Poi comparvero quelli delle investigazioni
scientifiche. Fecero fotografie, spennellarono dappertutto polvere per le
impronte digitali e si lamentarono che ce n’erano troppe. Anche quelle dei
carabinieri, pensai io. Lo pensai così intensamente che fui lì per dirlo. Me ne
stavo davanti alla porta, guardavo tutto, cercavo di registrare tutto e mi
chiedevo cosa potessi escogitare per inserirmi nell’indagine. Per due volte mi
morsi le labbra. Naturalmente sapevo che, se avessi provato a dire la mia
opinione, come minimo mi avrebbero risposto in malo modo di stare zitto.
Un giovane vicebrigadiere in servizio da
meno di un anno che interviene a dire la sua opinione durante un sopralluogo di
polizia giudiziaria è uno che non sa come va il mondo.
Arrivò il capitano comandante del nucleo
operativo. Arrivò il colonnello comandante del reparto operativo. Arrivarono
anche alcuni poliziotti con il capo della squadra mobile, ma era solo una
visita per dare un’occhiata, per informarsi dell’accaduto. Secondo la regola
non scritta che disciplina queste cose, le indagini su un omicidio spettano
alla forza di polizia che per prima arriva sul luogo del delitto. Quindi
l’uccisione del medico - non so perché non riesco a ricordarne il nome -
spettava a noi carabinieri.
Cioè a loro
del nucleo operativo.
Alla fine arrivò anche il sostituto
procuratore di turno. Un uomo giovane, basso e magrolino, con degli strani
capelli rossi, probabilmente un magistrato di prima nomina. Cercava di
comportarsi come uno che sa il fatto suo e proprio per questo mi diede l’impressione
di essere fuori posto.
Aspettarono tutti insieme il medico legale,
il quale, dopo un rapido esame del cadavere, confermò ciò che già si sapeva,
cioè che la morte risaliva a qualche ora prima. Ogni altra affermazione su
cause, tempi, circostanze del decesso avrebbe richiesto l’autopsia.

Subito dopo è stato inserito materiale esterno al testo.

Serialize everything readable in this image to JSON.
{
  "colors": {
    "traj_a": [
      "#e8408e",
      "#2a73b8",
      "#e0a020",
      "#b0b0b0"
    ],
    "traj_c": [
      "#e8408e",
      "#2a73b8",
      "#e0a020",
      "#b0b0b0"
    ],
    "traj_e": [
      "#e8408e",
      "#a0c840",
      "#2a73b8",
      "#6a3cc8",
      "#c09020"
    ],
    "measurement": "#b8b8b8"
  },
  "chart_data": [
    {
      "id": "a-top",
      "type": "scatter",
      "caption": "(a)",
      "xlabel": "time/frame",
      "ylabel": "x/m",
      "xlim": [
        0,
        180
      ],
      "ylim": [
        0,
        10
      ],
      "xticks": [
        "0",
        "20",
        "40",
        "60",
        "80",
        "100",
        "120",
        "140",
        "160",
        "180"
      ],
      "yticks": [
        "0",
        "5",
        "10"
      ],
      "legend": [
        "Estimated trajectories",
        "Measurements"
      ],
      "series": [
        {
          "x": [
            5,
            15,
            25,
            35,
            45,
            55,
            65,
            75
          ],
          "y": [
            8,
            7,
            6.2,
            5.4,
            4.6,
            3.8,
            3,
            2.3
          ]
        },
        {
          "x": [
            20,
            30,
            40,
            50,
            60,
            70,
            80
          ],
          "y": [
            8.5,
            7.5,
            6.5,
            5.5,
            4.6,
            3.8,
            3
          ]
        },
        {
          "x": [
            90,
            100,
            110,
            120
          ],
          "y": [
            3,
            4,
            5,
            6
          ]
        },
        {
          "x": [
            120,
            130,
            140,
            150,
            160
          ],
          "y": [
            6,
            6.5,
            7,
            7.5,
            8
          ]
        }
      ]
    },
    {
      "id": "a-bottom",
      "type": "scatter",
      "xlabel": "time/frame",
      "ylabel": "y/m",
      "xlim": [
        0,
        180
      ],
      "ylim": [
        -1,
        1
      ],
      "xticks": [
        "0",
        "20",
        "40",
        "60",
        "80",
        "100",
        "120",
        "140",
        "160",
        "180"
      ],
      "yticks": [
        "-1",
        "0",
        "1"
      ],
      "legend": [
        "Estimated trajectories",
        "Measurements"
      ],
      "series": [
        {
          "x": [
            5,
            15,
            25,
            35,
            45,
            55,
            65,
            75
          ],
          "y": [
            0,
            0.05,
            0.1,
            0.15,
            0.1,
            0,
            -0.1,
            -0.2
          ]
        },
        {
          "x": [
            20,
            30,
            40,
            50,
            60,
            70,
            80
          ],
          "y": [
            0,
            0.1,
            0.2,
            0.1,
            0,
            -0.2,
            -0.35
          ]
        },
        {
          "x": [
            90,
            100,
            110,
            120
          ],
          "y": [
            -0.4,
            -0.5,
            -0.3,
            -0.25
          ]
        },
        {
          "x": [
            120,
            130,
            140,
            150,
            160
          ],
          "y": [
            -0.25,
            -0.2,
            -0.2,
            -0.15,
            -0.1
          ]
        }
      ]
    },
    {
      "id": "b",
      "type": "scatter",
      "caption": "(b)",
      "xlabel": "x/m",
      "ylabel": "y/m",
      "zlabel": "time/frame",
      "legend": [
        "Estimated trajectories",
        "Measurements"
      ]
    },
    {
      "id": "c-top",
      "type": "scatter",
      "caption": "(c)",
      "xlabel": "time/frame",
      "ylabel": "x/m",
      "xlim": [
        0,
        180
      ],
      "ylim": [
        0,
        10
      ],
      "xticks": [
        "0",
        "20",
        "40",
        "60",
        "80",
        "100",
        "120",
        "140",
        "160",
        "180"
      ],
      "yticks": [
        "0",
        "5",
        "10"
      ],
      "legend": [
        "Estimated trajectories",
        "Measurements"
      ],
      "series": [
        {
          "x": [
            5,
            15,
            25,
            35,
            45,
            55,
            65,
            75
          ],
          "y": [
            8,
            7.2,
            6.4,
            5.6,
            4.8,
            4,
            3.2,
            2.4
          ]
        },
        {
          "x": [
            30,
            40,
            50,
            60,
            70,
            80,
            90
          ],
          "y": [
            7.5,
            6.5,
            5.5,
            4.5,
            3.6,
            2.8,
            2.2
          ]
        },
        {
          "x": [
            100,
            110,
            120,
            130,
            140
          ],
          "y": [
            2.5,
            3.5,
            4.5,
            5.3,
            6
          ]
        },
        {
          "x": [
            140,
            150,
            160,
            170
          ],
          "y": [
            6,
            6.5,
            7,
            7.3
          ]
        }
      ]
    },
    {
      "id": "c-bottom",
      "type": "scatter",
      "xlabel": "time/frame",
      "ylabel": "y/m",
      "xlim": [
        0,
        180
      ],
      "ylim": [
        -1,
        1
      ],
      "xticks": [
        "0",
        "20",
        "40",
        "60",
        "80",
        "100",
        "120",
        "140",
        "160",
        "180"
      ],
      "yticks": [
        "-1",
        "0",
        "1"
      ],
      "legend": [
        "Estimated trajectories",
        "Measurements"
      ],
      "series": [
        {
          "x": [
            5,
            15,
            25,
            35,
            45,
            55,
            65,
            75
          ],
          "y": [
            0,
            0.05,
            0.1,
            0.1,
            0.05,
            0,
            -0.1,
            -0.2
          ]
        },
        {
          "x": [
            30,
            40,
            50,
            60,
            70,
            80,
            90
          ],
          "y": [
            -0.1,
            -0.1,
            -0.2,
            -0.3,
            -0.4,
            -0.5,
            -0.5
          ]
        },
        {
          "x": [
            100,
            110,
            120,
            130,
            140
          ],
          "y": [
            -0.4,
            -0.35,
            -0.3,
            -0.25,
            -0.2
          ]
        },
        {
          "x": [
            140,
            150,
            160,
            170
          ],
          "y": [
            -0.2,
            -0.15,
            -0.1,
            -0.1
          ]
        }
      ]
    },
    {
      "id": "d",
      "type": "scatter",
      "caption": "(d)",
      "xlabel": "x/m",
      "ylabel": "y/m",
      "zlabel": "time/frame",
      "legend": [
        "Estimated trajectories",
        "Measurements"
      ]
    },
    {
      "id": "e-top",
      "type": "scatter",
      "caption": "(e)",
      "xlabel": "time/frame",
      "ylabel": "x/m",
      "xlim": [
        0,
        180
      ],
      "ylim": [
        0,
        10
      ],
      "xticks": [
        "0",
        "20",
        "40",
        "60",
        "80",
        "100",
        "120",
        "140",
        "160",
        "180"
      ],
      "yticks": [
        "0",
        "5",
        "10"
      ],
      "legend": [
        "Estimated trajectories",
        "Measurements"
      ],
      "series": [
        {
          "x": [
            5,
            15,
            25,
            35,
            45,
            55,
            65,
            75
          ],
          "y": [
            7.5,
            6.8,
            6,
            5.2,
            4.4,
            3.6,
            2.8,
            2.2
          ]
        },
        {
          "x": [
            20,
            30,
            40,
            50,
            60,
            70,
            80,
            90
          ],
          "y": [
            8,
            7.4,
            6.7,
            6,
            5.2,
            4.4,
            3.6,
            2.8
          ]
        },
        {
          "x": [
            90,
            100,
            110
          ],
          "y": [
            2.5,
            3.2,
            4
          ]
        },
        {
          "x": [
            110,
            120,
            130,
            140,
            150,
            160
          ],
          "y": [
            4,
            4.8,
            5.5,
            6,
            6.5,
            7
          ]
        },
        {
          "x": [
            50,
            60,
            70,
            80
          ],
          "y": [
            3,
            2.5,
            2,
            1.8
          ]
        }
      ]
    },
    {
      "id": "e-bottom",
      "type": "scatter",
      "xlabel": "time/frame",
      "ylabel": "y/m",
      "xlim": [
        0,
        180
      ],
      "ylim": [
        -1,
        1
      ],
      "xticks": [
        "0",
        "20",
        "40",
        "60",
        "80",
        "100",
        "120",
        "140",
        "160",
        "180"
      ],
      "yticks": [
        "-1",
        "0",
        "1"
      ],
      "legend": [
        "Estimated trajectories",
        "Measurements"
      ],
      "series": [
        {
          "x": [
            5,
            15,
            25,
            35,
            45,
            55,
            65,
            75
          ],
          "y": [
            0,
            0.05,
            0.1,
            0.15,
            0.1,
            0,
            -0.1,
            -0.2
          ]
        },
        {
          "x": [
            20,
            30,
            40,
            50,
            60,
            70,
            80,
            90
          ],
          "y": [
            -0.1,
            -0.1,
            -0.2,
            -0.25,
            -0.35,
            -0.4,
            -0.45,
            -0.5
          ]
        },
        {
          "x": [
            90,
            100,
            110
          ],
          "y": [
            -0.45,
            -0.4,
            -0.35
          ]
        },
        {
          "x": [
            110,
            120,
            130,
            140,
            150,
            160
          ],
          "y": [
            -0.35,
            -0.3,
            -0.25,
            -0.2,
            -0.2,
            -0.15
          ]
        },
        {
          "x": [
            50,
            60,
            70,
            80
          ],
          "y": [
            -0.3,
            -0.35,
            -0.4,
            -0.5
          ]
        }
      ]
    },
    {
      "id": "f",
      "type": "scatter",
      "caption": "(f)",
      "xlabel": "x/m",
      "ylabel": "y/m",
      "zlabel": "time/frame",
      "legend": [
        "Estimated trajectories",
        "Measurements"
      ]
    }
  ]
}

Il sostituto procuratore, con il tono di
chi ha appena preso una decisione motivata e difficile, autorizzò il trasporto
del cadavere all’obitorio. Poi si allontanò assieme a quelli della polizia.
Poco dopo andarono via anche i nostri ufficiali. Il capitano diede disposizione
ai suoi uomini di parlare con gli inquilini del palazzo e i negozianti dei
dintorni. Bisognava capire quali assistiti avesse visitato il dottore quella
mattina, e sentirli. E soprattutto bisognava procedere a una retata di tossici
della zona, portarli in caserma e torchiarli per bene.
Mentre i vari marescialli e brigadieri si
attivavano, i necrofori rimossero il corpo. Io fui lasciato lì a piantonare la
scena (la macchina di pattuglia con cui ero arrivato era già andata via) in
attesa di altro personale che sarebbe venuto a repertare l’agenda, l’elenco dei
mutuati e ogni altro documento utile.
Uscendo, un maresciallo anziano mi disse,
col tono di chi sta facendo una buona battuta: - Naturalmente non toccare
niente, eh?
Così rimasi solo.
Fu una sensazione difficile da descrivere.
Adesso che non c’era più nessuno, che non c’erano più le voci, si poteva
ascoltare il silenzio, popolato di piccoli rumori insignificanti.
Soprattutto si percepiva lo spazio vuoto lasciato dal cadavere. Era
come la presenza di un’assenza, un vuoto concreto e indelebile. Quando ebbi
familiarizzato con quella strana atmosfera, decisi di seguire un mio
sopralluogo. Era la prima volta che disobbedivo in maniera deliberata e senza
imbarazzi all’ordine di un superiore.